Pronto se corrió la fama del matancero que ejecutaba y cortaba las manos de los cuatreros. La autoridad no lo molestaba. Dejaron que el hombre limpiara de coyotes la zona.
Cuando mató al último de los cuatreros que le faltaba, recibió un escopetazo en el brazo izquierdo, le quedó colgando de apenas unos jirones de carne, y luego de cortar las manos del ratero, él se amputó el brazo.
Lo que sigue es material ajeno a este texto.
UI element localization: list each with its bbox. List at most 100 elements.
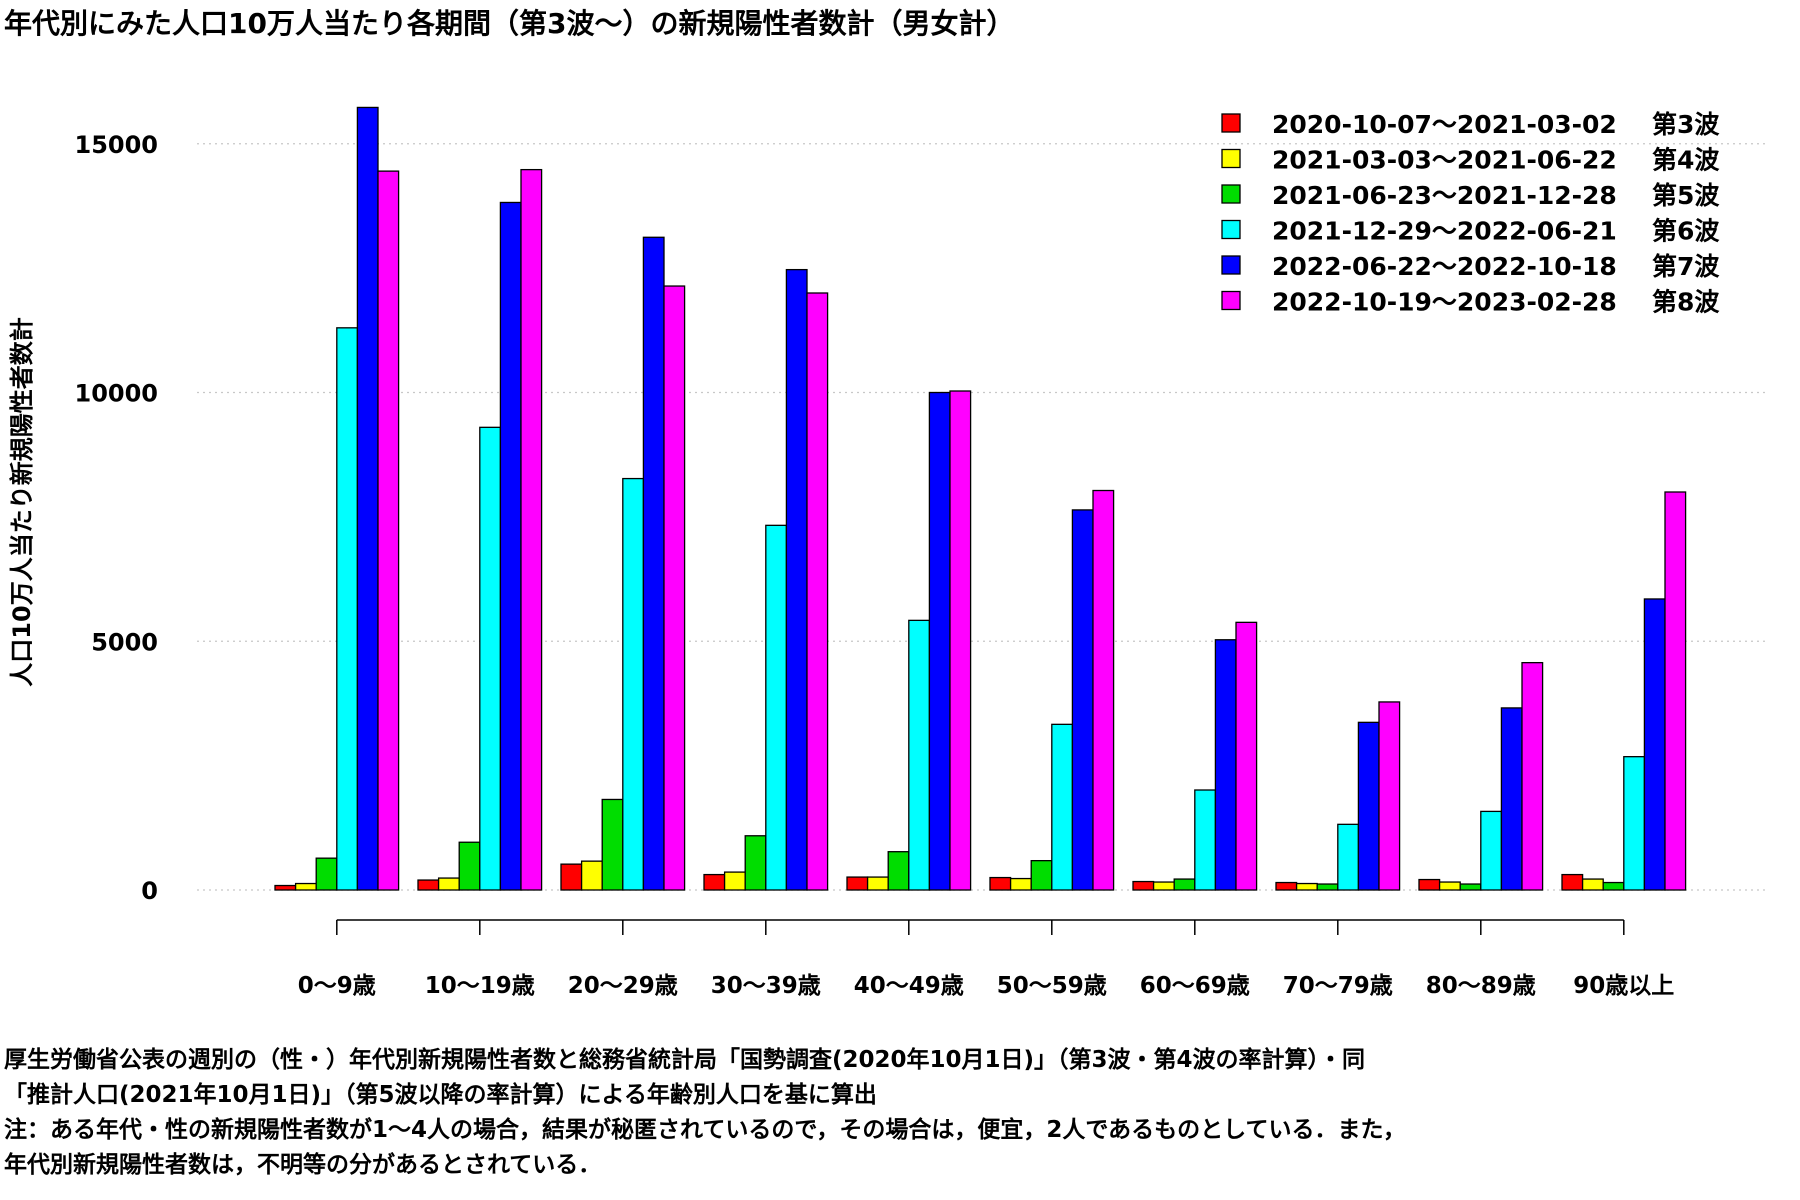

No quedaba nadie a quien matar. Sin su brazo izquierdo, cansado pero satisfecho, regresó a su rancho. Acompañado de su hijo cenó frijoles de la olla con tortillas y salsa.
Con tantas muertes encima y familias resentidas en su contra, supo que estaba de más en esas tierras. Vendió lo poco que le quedaba a su compadre y se fue de ahí.
Agarró a su muchacho, tomó un tren y se alejó de ese pueblo que llenó de cadáveres sin manos. No regresó, pero tampoco nadie lo olvidó. Dejó viudas y huérfanos en un pueblo sin cuatreros.
Las manos que cortó a los coyotes, sin que nadie se diera cuenta, las cercenó y las echó al corral de los cerdos de su compadre, los puercos se las tragaron, los cerdos que posteriormente se comió la gente del pueblo.